The DePauw Tigers compete in the NCAA Division III North Coast Athletic Conference (NCAC). Every year since 1890, DePauw University has competed in American football against its rival Wabash College in what has become the Monon Bell Classic. The traveling trophy, a 300-pound train bell from the Monon Railroad, made its debut in the rivalry in 1932.

The DePauw-Wabash series is one of the nation's oldest college football rivalries.
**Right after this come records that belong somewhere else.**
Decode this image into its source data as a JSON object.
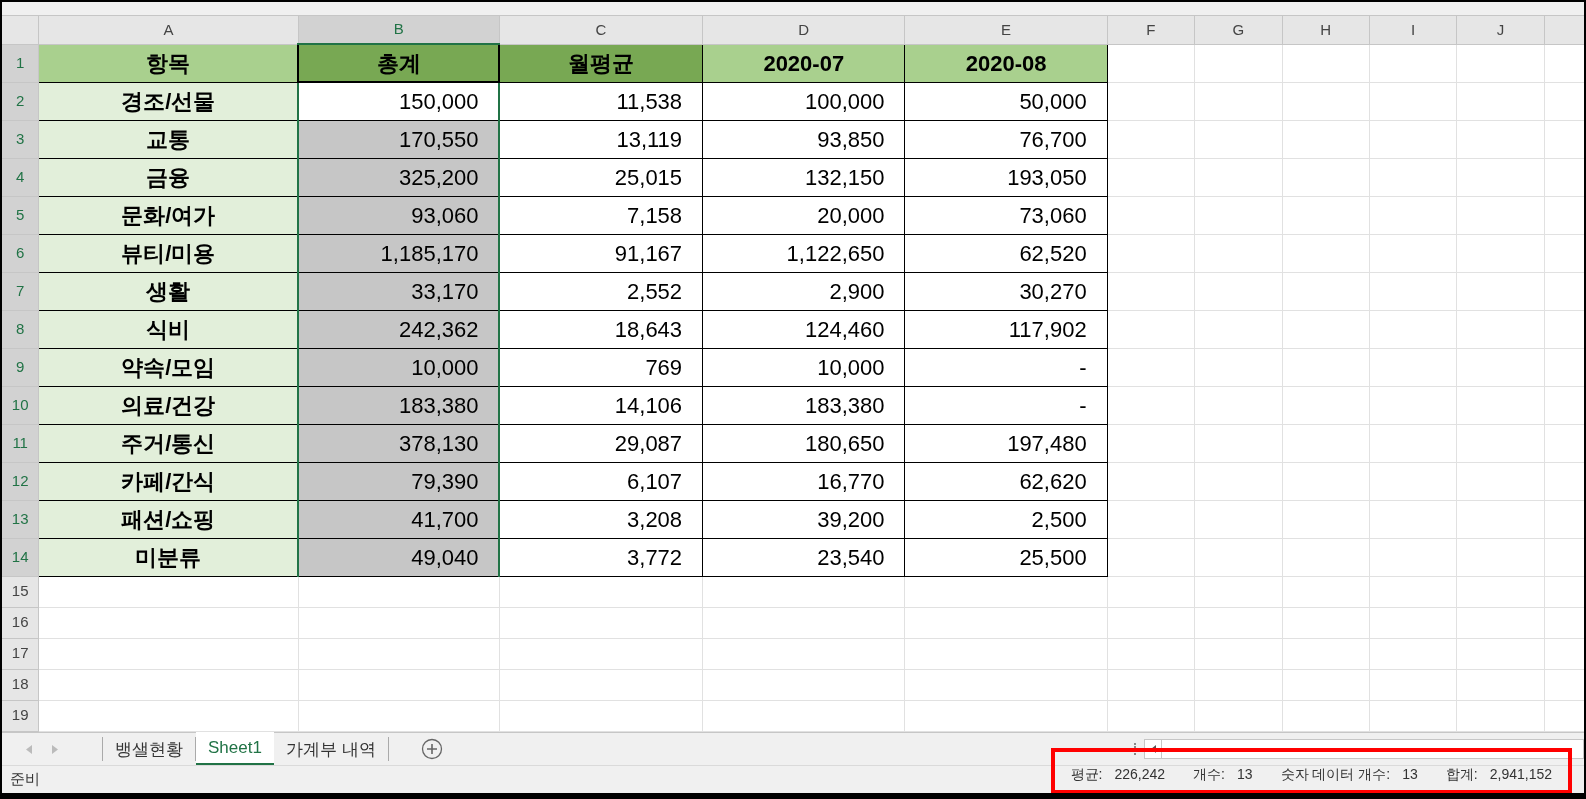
{
  "columns": [
    {
      "label": "A",
      "selected": false
    },
    {
      "label": "B",
      "selected": true
    },
    {
      "label": "C",
      "selected": false
    },
    {
      "label": "D",
      "selected": false
    },
    {
      "label": "E",
      "selected": false
    },
    {
      "label": "F",
      "selected": false
    },
    {
      "label": "G",
      "selected": false
    },
    {
      "label": "H",
      "selected": false
    },
    {
      "label": "I",
      "selected": false
    },
    {
      "label": "J",
      "selected": false
    }
  ],
  "header_row": {
    "number": "1",
    "selected": true,
    "cells": [
      {
        "text": "항목",
        "color": "#a9d08e"
      },
      {
        "text": "총계",
        "color": "#78a853"
      },
      {
        "text": "월평균",
        "color": "#78a853"
      },
      {
        "text": "2020-07",
        "color": "#a9d08e"
      },
      {
        "text": "2020-08",
        "color": "#a9d08e"
      }
    ]
  },
  "rows": [
    {
      "number": "2",
      "selected": true,
      "cursor": true,
      "cells": [
        "경조/선물",
        "150,000",
        "11,538",
        "100,000",
        "50,000"
      ]
    },
    {
      "number": "3",
      "selected": true,
      "cursor": false,
      "cells": [
        "교통",
        "170,550",
        "13,119",
        "93,850",
        "76,700"
      ]
    },
    {
      "number": "4",
      "selected": true,
      "cursor": false,
      "cells": [
        "금융",
        "325,200",
        "25,015",
        "132,150",
        "193,050"
      ]
    },
    {
      "number": "5",
      "selected": true,
      "cursor": false,
      "cells": [
        "문화/여가",
        "93,060",
        "7,158",
        "20,000",
        "73,060"
      ]
    },
    {
      "number": "6",
      "selected": true,
      "cursor": false,
      "cells": [
        "뷰티/미용",
        "1,185,170",
        "91,167",
        "1,122,650",
        "62,520"
      ]
    },
    {
      "number": "7",
      "selected": true,
      "cursor": false,
      "cells": [
        "생활",
        "33,170",
        "2,552",
        "2,900",
        "30,270"
      ]
    },
    {
      "number": "8",
      "selected": true,
      "cursor": false,
      "cells": [
        "식비",
        "242,362",
        "18,643",
        "124,460",
        "117,902"
      ]
    },
    {
      "number": "9",
      "selected": true,
      "cursor": false,
      "cells": [
        "약속/모임",
        "10,000",
        "769",
        "10,000",
        "-"
      ]
    },
    {
      "number": "10",
      "selected": true,
      "cursor": false,
      "cells": [
        "의료/건강",
        "183,380",
        "14,106",
        "183,380",
        "-"
      ]
    },
    {
      "number": "11",
      "selected": true,
      "cursor": false,
      "cells": [
        "주거/통신",
        "378,130",
        "29,087",
        "180,650",
        "197,480"
      ]
    },
    {
      "number": "12",
      "selected": true,
      "cursor": false,
      "cells": [
        "카페/간식",
        "79,390",
        "6,107",
        "16,770",
        "62,620"
      ]
    },
    {
      "number": "13",
      "selected": true,
      "cursor": false,
      "cells": [
        "패션/쇼핑",
        "41,700",
        "3,208",
        "39,200",
        "2,500"
      ]
    },
    {
      "number": "14",
      "selected": true,
      "cursor": false,
      "cells": [
        "미분류",
        "49,040",
        "3,772",
        "23,540",
        "25,500"
      ]
    }
  ],
  "empty_rows": [
    "15",
    "16",
    "17",
    "18",
    "19"
  ],
  "sheet_tabs": [
    {
      "label": "뱅샐현황",
      "selected": false
    },
    {
      "label": "Sheet1",
      "selected": true
    },
    {
      "label": "가계부 내역",
      "selected": false
    }
  ],
  "status_bar": {
    "mode": "준비",
    "stats": [
      {
        "label": "평균:",
        "value": "226,242"
      },
      {
        "label": "개수:",
        "value": "13"
      },
      {
        "label": "숫자 데이터 개수:",
        "value": "13"
      },
      {
        "label": "합계:",
        "value": "2,941,152"
      }
    ]
  }
}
==Notable alumni and faculty==

The college has a strong alumni network and a notable list of alumni including pioneering chemist Percy Lavon Julian, Angi Inc. founder Angie Hicks, astronaut Joseph P. Allen, Nobel laureate Ferid Murad, newspaper publisher Eugene C. Pulliam, director Chinonye Chukwu, best-selling author Barbara Kingsolver, Pulitzer recipient James B. Stewart, ESPN founder Bill Rasmussen, basketball coach and front office executive Brad Stevens, novelist Richard Peck, U.S. Vice President Dan Quayle, and 9/11 Commission Vice Chairman Lee Hamilton.

Notable faculty members include Sunil Sahu, professor of political science; Erik Wielenberg, professor of philosophy; and Ellen Maycock, professor emerita of mathematics.